Stories

Tarawera obliterates Pink and White Terraces

Before June 10, 1886 it was generally believed that the Mt Tarawera volcano was extinct. The beautiful Pink and White Terraces, the silica steps rising out of Lake Rotomahana, were one of New Zealand’s first tourist attractions. There were a number of Maori settlements in the area and Europeans had lived in the area since the 1840s.

There are reports that 10 days before the eruption, a party of tourists and their Maori guides saw a waka on Lake Tarawera. While the tourists were unperturbed by the sight, the Maori knew that the waka was not one of theirs. They believed it to be a phantom and an omen of death.

Less than a fortnight later, just after midnight on June 10, a series of sharp earthquakes began to shake the land around Mt. Tarawera.

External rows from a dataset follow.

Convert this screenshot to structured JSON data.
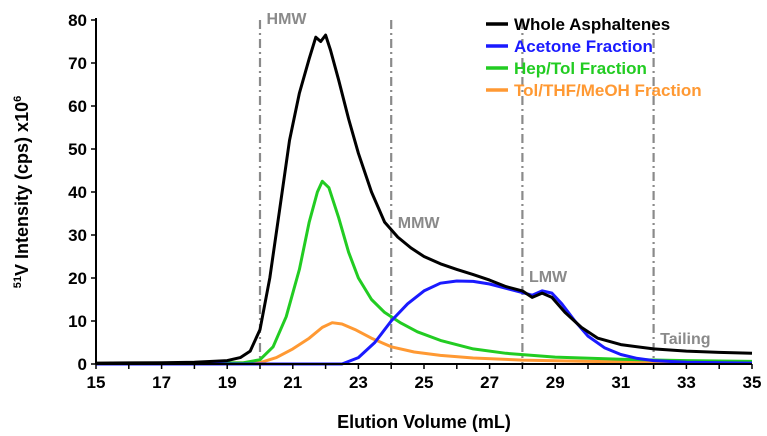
{
  "chart_data": {
    "type": "line",
    "xlabel": "Elution Volume (mL)",
    "ylabel_parts": {
      "sup": "51",
      "rest": "V Intensity (cps) x10",
      "exp": "6"
    },
    "xlim": [
      15,
      35
    ],
    "ylim": [
      0,
      80
    ],
    "xticks": [
      15,
      17,
      19,
      21,
      23,
      25,
      27,
      29,
      31,
      33,
      35
    ],
    "yticks": [
      0,
      10,
      20,
      30,
      40,
      50,
      60,
      70,
      80
    ],
    "grid": false,
    "legend_position": "top-right",
    "region_boundaries": [
      20,
      24,
      28,
      32
    ],
    "region_labels": [
      {
        "text": "HMW",
        "x": 20.2,
        "y": 80.5
      },
      {
        "text": "MMW",
        "x": 24.2,
        "y": 33
      },
      {
        "text": "LMW",
        "x": 28.2,
        "y": 20.5
      },
      {
        "text": "Tailing",
        "x": 32.2,
        "y": 6
      }
    ],
    "series": [
      {
        "name": "Whole Asphaltenes",
        "color": "#000000",
        "points": [
          [
            15,
            0.2
          ],
          [
            17,
            0.3
          ],
          [
            18,
            0.4
          ],
          [
            19,
            0.8
          ],
          [
            19.4,
            1.5
          ],
          [
            19.7,
            3
          ],
          [
            20,
            8
          ],
          [
            20.3,
            20
          ],
          [
            20.6,
            36
          ],
          [
            20.9,
            52
          ],
          [
            21.2,
            63
          ],
          [
            21.5,
            71
          ],
          [
            21.7,
            76
          ],
          [
            21.85,
            75
          ],
          [
            22,
            76.5
          ],
          [
            22.15,
            73
          ],
          [
            22.4,
            66
          ],
          [
            22.7,
            57
          ],
          [
            23,
            49
          ],
          [
            23.4,
            40
          ],
          [
            23.8,
            33
          ],
          [
            24.2,
            29.5
          ],
          [
            24.6,
            27
          ],
          [
            25,
            25
          ],
          [
            25.5,
            23.3
          ],
          [
            26,
            22
          ],
          [
            26.5,
            20.8
          ],
          [
            27,
            19.5
          ],
          [
            27.5,
            18
          ],
          [
            28,
            17
          ],
          [
            28.3,
            15.5
          ],
          [
            28.6,
            16.5
          ],
          [
            28.9,
            15.5
          ],
          [
            29.3,
            12
          ],
          [
            29.8,
            8.5
          ],
          [
            30.3,
            6
          ],
          [
            31,
            4.5
          ],
          [
            32,
            3.5
          ],
          [
            33,
            3
          ],
          [
            34,
            2.7
          ],
          [
            35,
            2.5
          ]
        ]
      },
      {
        "name": "Acetone Fraction",
        "color": "#1a1aff",
        "points": [
          [
            15,
            0
          ],
          [
            22.5,
            0
          ],
          [
            23,
            1.5
          ],
          [
            23.5,
            5
          ],
          [
            24,
            10
          ],
          [
            24.5,
            14
          ],
          [
            25,
            17
          ],
          [
            25.5,
            18.8
          ],
          [
            26,
            19.3
          ],
          [
            26.5,
            19.2
          ],
          [
            27,
            18.6
          ],
          [
            27.5,
            17.6
          ],
          [
            28,
            16.6
          ],
          [
            28.3,
            16
          ],
          [
            28.6,
            17
          ],
          [
            28.9,
            16.5
          ],
          [
            29.2,
            14
          ],
          [
            29.6,
            10
          ],
          [
            30,
            6.5
          ],
          [
            30.5,
            3.8
          ],
          [
            31,
            2.2
          ],
          [
            31.5,
            1.3
          ],
          [
            32,
            0.8
          ],
          [
            33,
            0.4
          ],
          [
            35,
            0.2
          ]
        ]
      },
      {
        "name": "Hep/Tol Fraction",
        "color": "#22cc22",
        "points": [
          [
            15,
            0.1
          ],
          [
            19.5,
            0.3
          ],
          [
            20,
            1
          ],
          [
            20.4,
            4
          ],
          [
            20.8,
            11
          ],
          [
            21.2,
            22
          ],
          [
            21.5,
            33
          ],
          [
            21.75,
            40
          ],
          [
            21.9,
            42.5
          ],
          [
            22.1,
            41
          ],
          [
            22.4,
            34
          ],
          [
            22.7,
            26
          ],
          [
            23,
            20
          ],
          [
            23.4,
            15
          ],
          [
            23.8,
            12
          ],
          [
            24.3,
            9.5
          ],
          [
            24.8,
            7.5
          ],
          [
            25.5,
            5.5
          ],
          [
            26.5,
            3.5
          ],
          [
            27.5,
            2.5
          ],
          [
            29,
            1.6
          ],
          [
            31,
            1.1
          ],
          [
            33,
            0.8
          ],
          [
            35,
            0.6
          ]
        ]
      },
      {
        "name": "Tol/THF/MeOH Fraction",
        "color": "#ff9933",
        "points": [
          [
            15,
            0
          ],
          [
            20,
            0.3
          ],
          [
            20.5,
            1.5
          ],
          [
            21,
            3.5
          ],
          [
            21.5,
            6
          ],
          [
            21.9,
            8.5
          ],
          [
            22.2,
            9.6
          ],
          [
            22.5,
            9.3
          ],
          [
            22.9,
            8
          ],
          [
            23.4,
            6
          ],
          [
            24,
            4
          ],
          [
            24.7,
            2.8
          ],
          [
            25.5,
            2
          ],
          [
            26.5,
            1.4
          ],
          [
            28,
            0.9
          ],
          [
            30,
            0.6
          ],
          [
            32,
            0.4
          ],
          [
            35,
            0.3
          ]
        ]
      }
    ]
  }
}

The eruption was over in six hours and threw out just 1.5 cubic kilometres of material, but though small it was very violent and the consequences were devastating.

Two unidentified men standing outside the fowl house or in which they had spent the night of the Tarawera eruption
A group of men stand amongst the ruins of McRae's Hotel which was destroyed during the 1886 eruption of Mt Tarawera (Alexander Turnbull Library)

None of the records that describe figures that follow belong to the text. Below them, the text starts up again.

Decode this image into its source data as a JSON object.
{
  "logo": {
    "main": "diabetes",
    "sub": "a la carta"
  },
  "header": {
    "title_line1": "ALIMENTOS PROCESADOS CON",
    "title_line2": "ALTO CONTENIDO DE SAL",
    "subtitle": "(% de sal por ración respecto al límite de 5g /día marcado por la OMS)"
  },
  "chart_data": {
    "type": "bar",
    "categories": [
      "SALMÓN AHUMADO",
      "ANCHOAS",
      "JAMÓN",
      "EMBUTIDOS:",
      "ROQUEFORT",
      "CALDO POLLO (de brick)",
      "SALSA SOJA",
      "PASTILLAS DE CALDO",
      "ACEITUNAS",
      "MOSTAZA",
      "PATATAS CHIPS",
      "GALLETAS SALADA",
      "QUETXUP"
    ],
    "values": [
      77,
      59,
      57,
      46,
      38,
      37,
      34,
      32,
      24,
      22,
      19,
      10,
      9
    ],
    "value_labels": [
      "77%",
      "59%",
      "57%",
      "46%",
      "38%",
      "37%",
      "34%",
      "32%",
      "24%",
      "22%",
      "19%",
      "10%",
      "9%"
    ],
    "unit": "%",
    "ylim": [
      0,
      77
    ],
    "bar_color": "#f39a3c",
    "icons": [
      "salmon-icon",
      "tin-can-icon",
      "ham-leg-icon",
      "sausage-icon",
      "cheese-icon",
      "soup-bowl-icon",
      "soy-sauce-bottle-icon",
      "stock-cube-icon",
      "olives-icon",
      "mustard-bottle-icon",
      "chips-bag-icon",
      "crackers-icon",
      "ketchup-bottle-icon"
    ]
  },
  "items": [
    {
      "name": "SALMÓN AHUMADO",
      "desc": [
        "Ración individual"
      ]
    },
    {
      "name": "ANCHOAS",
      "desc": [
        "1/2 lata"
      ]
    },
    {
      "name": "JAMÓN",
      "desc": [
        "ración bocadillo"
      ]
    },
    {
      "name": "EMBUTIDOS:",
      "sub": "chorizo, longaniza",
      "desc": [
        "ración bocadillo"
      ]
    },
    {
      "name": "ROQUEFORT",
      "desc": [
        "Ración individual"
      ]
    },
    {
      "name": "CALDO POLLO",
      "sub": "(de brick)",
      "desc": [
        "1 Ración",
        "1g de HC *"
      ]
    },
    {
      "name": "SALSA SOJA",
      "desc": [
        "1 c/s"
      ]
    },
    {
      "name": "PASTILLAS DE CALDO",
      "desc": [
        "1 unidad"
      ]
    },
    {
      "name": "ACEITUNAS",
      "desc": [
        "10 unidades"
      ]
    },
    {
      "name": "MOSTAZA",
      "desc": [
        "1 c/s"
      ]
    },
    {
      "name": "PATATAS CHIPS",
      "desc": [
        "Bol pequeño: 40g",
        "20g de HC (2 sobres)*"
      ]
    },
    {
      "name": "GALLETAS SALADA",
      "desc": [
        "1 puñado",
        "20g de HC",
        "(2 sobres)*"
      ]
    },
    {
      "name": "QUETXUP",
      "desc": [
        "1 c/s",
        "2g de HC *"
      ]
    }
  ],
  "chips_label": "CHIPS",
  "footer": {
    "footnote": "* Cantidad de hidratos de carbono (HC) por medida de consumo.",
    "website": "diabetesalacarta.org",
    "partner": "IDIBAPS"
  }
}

The Pink and White Terraces were utterly destroyed and villages decimated. More than 100 people lost their lives.

The rift along the top of the mountain was 17 kilometres long. There was a metre or more of ash and mud covering the land around Tarawera. Lake Rotomahana and the surrounding valley were blown out leaving a crater which later filled to become the much larger lake of today.